Lawyer, judge, public figure, historian, theologian, and amateur natural philosopher, Sir Matthew Hale worked and wrote in the middle decades of the seventeenth century, perhaps the most turbulent period of English political history. His reflections on reason, law, and political authority, unpublished in his lifetime, are collected in this volume.
It sets Hale's previously unpublished Treatise on the Nature of Laws in General and touching the Law of Nature and his "Reflections on Mr Hobbes his Dialogue of the Laws" in context of other key works of legal and constitutional theory.

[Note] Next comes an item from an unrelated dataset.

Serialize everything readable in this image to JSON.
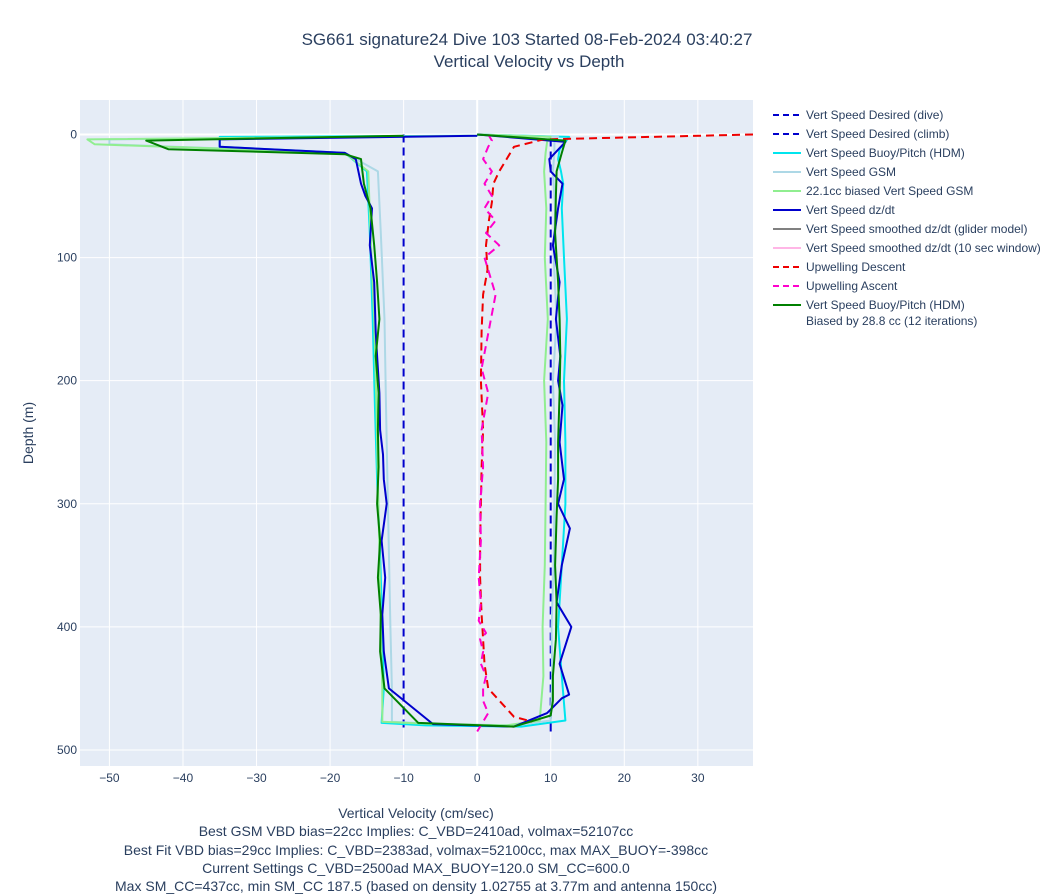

The Treatise reveals a complex general understanding of law and of moral and legal reasoning. "Reflections" brings these general considerations to bear on English law, in his critical response to Hobbes's all-out attack on common-law jurisprudence. "Reflections" suggests a conception of judicial reasoning, and a view of political authority, that deepens the view Hale defends in the longer and more systematic work. His views on practical reasoning are elaborated and related explicitly to the discipline of law in his "Preface to Rolle's Abridgement" and in parts of his History of the Common Law.
In the Treatise, Hale argues that human law is necessarily instituted in the practices and customs of specific communities, manifesting their consent; this view is enriched and deepened in the History and "Considerations touching Amendment of the Law". His views on the foundations of political authority, sounded in the Treatise, are argued at length in Prerogatives of the King and "Reflections". "Reflections" argues for necessary legal limits of ruling power and Prerogatives offers a systematic discussion of the nature and limits of political authority.
Taken together, these writings offer a rich and subtle articulation of a classical common-law understanding of law, reason and authority. Gerald J. Postema present these seminal writings in a modernized text for readers from philosophy, law, political theory, or intellectual history. He contributes an extended introduction setting out the theoretical and historical context of the works.